Взбешенный, я отошел от них. Я сидел в буфете и, ласкаемый полевым ветерком, пил пиво. Я тянул пиво, наблюдая, как ветерок лепит нежные орнаменты из концов скатерти моего столика.
На аэродроме соединились многие чудеса: тут на поле цвели ромашки, очень близко, у барьера, – обыкновенные дующие желтой пылью ромашки, тут низко, по линии горизонта, катились круглые, похожие на пушечный дым облака; тут же ярчайшим суриком алели деревянные стрелы, указывающие разные направления; тут же на высоте качался, сокращаясь и раздуваясь, шелковый хобот – определитель ветра; и тут же по траве, по зеленой траве старинных битв, оленей, романтики, ползали летательные машины. Я смаковал этот вкус, эти восхитительные противоположения и соединения. Ритм сокращений шелкового хобота располагал к раздумью.
Сквозное, трепещущее, как надкрылья насекомого, имя Лилиенталя с детских лет звучит для меня чудесно... Летательное, точно растянутое на легкие бамбуковые планки, имя это связано в моей памяти с началом авиации. Порхающий человек Отто Лилиенталь убился. Летательные машины перестали быть похожими на птиц. Легкие, просвечивающие желтизной крылья заменились ластами. Можно поверить, что они бьются по земле при подъеме. Во всяком случае, при подъеме вздымается пыль. Летательная машина похожа теперь на тяжелую рыбу. Как быстро авиация стала промышленностью!
Грянул марш. Приехал наркомвоен. Быстро, опережая спутников, прошел наркомвоен по аллее. Напором и быстротой своего хода он производил ветер. Листва понеслась за ним. Оркестр играл щеголевато. Наркомвоен щеголевато шагал, весь в ритме оркестра.
Я бросился к калитке, к выходу на поле. Но меня задержали. Военный сказал «нельзя» и положил руку на верхнее ребро калитки.
– Как это? – спросил я.
Он отвернулся. Его глаза устремились туда, где разворачивались интересные события. Пилот-конструктор, в куртке румяной кожи, стоял во фронт перед наркомвоеном. Ремень туго перетягивал коренастую спину наркомвоена. Оба держали под козырек. Все лишилось движения. Только оркестр был весь в движении. Бабичев стоял, выпятив живот.

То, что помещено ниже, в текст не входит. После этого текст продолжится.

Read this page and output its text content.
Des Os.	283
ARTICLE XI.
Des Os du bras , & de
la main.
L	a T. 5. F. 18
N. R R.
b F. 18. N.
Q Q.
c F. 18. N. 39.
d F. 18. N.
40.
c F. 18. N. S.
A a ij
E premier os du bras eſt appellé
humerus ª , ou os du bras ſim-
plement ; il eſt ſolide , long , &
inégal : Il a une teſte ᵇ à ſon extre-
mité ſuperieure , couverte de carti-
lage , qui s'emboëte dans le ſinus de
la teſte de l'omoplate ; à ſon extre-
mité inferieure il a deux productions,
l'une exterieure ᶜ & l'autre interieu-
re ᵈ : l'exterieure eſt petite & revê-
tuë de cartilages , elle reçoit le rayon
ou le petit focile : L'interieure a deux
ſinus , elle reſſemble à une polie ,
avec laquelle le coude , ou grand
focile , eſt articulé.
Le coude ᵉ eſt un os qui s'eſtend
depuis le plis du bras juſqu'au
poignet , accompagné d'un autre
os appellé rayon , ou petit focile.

– Пропустите меня, товарищ! – повторил я, тронув военного за рукав, и в ответ услышал:
– Я вас удалю с аэродрома.
– Но я же там был. Я только на минуту уходил. Я с Бабичевым!
Нужно было показать пригласительный билет. Я не имел его: Бабичев просто захватил меня с собой. Конечно, меня никак бы не огорчило, если бы я и не попал на поле. И здесь, за барьером, было отличное место для наблюдения. Но я настаивал. Нечто более значительное, чем просто желание видеть все вблизи, заставило меня полезть на стену. Я вдруг ясно осознал свою непринадлежность к тем, которых созвали ради большого и важного дела, полную ненужность моего присутствия среди них, оторванность от всего большого, что делали эти люди, – здесь ли, на поле, или где-либо в других местах.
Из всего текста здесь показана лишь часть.